Quick Look – The Almost Gone

There will probably never be a time when I’m not tempted by a game that is described as a narrative puzzle game, which is strange, because more often than not, I find them way too heavy on the puzzles and a little bit light on the narrative. I picked up The Almost Gone back in May when it hit 80% off, so I only spent a couple of dollars on it. Still, I wish I had liked it more than I did.

The Almost Gone is a story told in five acts of escape-room style puzzles. You’re granted small bits of narrative while examining your surroundings, and although it’s pretty likely that everything is going to come together in the end, completing each act left me unsatisfied. The majority of puzzles I encountered through the first three acts were logical, but there was definitely a lot of tedious back-tracking that needed to be done in order to figure some of them out without resorting to a walkthrough. In fact, the time I did need to resort to a guide, I was greeted with this:

For me, the progression just felt off. The puzzles didn’t really feel harder as I moved through, just more arduous. It bugged me to no end that the game only allowed you to zoom in on certain slivers of the dioramas, whereas I would have much preferred to control the zoom on my own. Mouse control also felt somewhat clunky, and I think the game is probably far better played on a touchscreen device than a traditional PC (although I can’t even fathom trying to play on a tiny screen, so that would be an issue).

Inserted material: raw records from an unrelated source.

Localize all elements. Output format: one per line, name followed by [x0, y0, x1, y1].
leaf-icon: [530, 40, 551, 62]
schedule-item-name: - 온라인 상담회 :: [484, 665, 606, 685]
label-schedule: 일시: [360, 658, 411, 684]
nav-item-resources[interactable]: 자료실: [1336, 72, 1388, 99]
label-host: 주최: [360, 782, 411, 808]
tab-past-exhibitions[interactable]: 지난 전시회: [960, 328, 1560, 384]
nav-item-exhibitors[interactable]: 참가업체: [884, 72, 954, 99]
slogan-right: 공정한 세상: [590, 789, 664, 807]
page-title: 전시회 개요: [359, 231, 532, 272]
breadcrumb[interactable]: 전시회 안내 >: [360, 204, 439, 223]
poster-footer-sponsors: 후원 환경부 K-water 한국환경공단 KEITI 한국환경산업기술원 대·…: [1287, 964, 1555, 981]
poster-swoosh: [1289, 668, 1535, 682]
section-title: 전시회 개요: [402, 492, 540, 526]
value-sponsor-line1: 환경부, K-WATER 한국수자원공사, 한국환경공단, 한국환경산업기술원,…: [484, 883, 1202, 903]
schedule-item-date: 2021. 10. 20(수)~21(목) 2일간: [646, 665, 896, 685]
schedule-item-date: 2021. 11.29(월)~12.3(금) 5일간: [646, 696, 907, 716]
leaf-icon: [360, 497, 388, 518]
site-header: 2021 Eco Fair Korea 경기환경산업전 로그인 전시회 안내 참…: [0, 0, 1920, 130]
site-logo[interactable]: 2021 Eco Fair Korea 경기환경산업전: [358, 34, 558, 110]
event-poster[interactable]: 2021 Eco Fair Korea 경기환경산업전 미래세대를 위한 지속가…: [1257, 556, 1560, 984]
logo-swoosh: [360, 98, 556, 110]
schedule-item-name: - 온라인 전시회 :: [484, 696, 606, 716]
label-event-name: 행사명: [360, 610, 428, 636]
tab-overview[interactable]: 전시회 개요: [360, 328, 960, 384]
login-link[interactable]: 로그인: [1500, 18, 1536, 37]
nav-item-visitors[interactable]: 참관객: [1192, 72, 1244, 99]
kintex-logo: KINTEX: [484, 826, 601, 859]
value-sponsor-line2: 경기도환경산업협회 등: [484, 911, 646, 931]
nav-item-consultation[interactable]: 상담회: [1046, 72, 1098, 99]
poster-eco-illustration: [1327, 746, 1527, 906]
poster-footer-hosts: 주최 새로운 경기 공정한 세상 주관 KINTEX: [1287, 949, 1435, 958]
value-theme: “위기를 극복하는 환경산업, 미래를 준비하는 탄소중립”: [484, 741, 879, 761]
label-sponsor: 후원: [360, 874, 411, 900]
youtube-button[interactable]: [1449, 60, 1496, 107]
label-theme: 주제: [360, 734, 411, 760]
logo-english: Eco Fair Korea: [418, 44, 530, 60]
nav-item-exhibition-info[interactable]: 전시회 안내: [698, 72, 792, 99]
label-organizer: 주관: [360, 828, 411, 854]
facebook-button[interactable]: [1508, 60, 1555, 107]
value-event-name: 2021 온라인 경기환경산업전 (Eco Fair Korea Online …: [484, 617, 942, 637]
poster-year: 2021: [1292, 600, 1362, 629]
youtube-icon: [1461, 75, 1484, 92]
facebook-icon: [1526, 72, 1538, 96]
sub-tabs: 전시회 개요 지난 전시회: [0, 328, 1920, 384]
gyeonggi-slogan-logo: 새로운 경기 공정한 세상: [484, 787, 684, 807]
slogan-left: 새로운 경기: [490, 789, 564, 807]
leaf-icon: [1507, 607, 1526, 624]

The art and sound are both fantastic, and there was a moment when something seems to be straining to escape from the fridge that I found to be very very creepy. What this game gets right is the atmosphere, the mystery, but at least for me, the pacing was so bad, I couldn’t overcome it, and I usually really enjoy a non-linear story. This one was just a little too darkly tragic, a little too convoluted, and there wasn’t enough there for me to get invested enough to want to transverse seven or eight screens repeatedly to double check for whatever I might have missed that would have allowed me to move forward.

I’m not 100% sure I won’t return to it – it’s a fairly short game, and I bounced off in the middle of the fourth of five chapters. I kind of want to see how it ends, which I guess makes it interesting, but there wasn’t anything making it feel fun for me.


Bonus Blaugust prompt idea: Do you enjoy narrative puzzle games? Have you played a good one – or a bad one – recently you want to write about? What’s your favorite narrative puzzle game of all time?